On the canopy walkway, several participants spent an afternoon studying tree-dwelling reptiles called Shovel-tailed Lizards (Tropical Thornytail Iguanas).  These stout lizards have heads about the size and color of an apricot and black bodies and legs.  The most interesting feature of the lizard is its thick, stubby tail, which is shaped like a pointed shovel. During a recent night hike we also saw a beautiful brown toad perched at the top of a tall, pointed stick.  Can you guess what the leaf mimic toad looks like?

Ryan Powell writes to ask how mosquito nets protect us from being bitten.  Ryan, the mosquito nets are made of a very thin material with holes in it.  The nets are suspended like a tent above each bed.  Before we get into bed each night, we must carefully untuck the nets from underneath the mattresses.  Then we quickly slip under the net and tuck it into the mattress before any mosquitoes sneak under the net with us. It’s a very cozy way to sleep!

We welcome our blog readers to send other questions and we’ll answer them as we have time!

7 Comments leave one →
  1. Caroline permalink
    July 10, 2011 10:23 pm

    Linda, This looks so fascinating. Can’t wait to hear more details and see your pictures.

  2. Ann Smith permalink
    July 11, 2011 9:43 am

    We are following your blog with great interest. What an adventure! Kenan and Aslan Yigit (ages 7 and 4) are Karen’s nephews. They would like to know more about lizards and snakes you’ve seen. Specifically they want to know if you have seen a lime green Amazon Lizard or a Basilisk Lizard (Jesus lizard). Thanks for sharing your adventure with us.

    • lizbaird permalink
      July 20, 2011 9:38 am

      Kenan and Aslan Yigit write to ask about the other kinds of lizards and snakes seen on our trip.

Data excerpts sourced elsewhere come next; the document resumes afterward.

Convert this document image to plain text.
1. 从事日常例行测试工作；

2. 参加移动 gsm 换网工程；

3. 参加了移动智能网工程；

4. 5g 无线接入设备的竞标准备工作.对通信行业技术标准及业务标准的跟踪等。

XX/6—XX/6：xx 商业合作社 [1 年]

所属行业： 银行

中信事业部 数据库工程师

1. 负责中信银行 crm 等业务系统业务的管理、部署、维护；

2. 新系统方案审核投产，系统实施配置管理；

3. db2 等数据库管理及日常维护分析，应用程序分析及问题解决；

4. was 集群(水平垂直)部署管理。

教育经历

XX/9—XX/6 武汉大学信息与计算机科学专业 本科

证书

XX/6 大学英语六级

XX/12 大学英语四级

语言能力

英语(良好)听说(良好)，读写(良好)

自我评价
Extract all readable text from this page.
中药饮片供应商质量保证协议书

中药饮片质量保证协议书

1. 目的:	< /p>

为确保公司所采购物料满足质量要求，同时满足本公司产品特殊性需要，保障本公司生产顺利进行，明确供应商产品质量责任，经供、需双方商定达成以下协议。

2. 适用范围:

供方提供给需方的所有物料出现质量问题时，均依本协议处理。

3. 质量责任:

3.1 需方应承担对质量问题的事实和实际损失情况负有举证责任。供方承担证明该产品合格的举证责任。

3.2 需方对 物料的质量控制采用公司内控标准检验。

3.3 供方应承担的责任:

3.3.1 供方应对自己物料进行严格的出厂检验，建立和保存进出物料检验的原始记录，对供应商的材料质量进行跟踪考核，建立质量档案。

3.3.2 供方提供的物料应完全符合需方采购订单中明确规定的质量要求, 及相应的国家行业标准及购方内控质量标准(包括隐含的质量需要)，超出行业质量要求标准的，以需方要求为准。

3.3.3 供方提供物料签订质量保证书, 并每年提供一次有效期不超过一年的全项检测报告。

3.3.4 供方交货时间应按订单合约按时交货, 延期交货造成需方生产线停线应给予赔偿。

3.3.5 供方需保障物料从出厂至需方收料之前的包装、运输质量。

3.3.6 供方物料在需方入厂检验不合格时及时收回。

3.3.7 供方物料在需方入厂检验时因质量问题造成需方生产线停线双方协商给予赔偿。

      Although we have not seen Basilisk Lizards, we have observed Common House Geckos climbing up and down the walls of our rooms in the lodges. These nocturnal geckos are usually seen at night around the oil lamps as they wait to catch insects attracted to the light.

      We did not see any venomous snakes but had the pleasure of holding a young Common Mussarana caught near the canopy walkway by Phil Wittman. This beautiful snake has a black face with a yellow ring behind its head and red scales edged with black along its body. As the snake matures its body gradually darkens in color until it is all black, resembling many snakes we have in North Carolina such as the Black Rat Snake and Black Racer.

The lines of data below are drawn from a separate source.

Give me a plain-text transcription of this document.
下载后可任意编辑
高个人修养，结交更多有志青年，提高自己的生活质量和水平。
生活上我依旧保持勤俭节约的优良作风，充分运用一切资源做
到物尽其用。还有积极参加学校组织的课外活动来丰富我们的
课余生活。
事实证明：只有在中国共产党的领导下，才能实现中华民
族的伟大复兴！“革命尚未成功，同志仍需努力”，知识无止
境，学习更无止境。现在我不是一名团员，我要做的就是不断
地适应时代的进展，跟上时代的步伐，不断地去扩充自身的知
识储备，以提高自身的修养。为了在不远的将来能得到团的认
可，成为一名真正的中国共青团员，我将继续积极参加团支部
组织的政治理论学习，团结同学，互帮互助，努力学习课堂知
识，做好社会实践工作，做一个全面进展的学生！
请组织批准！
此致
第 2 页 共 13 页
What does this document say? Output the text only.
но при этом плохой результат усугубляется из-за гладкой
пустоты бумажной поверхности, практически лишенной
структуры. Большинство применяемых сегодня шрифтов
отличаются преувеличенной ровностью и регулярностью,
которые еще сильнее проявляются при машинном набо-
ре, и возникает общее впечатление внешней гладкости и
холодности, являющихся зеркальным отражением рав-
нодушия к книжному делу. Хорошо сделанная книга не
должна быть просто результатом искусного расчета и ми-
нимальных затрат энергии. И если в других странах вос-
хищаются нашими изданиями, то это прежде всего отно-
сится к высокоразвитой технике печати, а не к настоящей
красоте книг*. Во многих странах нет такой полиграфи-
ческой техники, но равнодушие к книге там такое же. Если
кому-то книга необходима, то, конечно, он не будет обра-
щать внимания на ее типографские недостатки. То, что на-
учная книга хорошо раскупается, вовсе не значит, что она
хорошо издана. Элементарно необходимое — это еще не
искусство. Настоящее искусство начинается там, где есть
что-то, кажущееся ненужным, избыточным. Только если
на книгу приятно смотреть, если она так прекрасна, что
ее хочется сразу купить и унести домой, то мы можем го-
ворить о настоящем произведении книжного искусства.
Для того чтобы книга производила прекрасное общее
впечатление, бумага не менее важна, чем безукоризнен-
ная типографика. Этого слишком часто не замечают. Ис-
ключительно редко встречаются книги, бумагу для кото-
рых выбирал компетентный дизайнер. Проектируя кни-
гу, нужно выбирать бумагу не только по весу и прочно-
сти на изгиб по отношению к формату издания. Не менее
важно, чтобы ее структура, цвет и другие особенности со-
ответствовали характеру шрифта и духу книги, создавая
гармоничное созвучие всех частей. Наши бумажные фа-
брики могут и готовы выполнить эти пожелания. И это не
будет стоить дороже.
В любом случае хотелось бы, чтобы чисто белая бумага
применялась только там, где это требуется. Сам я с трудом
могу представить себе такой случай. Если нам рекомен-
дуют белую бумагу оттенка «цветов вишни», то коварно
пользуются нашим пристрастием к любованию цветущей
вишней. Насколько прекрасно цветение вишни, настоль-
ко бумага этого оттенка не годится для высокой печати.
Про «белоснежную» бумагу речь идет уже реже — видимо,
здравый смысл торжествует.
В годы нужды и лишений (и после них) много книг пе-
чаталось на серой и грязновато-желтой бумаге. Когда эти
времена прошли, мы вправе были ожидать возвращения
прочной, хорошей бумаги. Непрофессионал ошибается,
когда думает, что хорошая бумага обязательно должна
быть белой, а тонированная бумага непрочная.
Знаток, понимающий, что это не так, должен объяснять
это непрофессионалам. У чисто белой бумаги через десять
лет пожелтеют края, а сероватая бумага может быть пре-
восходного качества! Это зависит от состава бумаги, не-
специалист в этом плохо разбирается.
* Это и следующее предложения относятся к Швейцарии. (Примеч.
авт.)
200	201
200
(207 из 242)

  3. Carol Moriarty permalink
    July 12, 2011 8:45 am

    Was Cathy Scott the Cathy that had a tarantula crawl up her back at night? She is my Science Methods teacher at UNCG. I know she loves spiders but even that may have been a little too much for Cathy! Please tell her I am thinking about her and looking forward to some cool stories from Peru!

    Carol Moriarty

  4. Saundretta permalink
    July 13, 2011 10:48 am

    Thanks for sharing these adventures! How amazing. I look forward to hearing more stories. I feel as though I am there.

    Saundretta Caldwell

  5. Cole Powell permalink
    July 14, 2011 11:40 am

    thank you citizens of the deep! from,cole

    • lizbaird permalink
      July 15, 2011 1:42 pm

      Thanks Cole. We appreciate your following along with us on our journey. Check back in soon as we add more pictures to the site!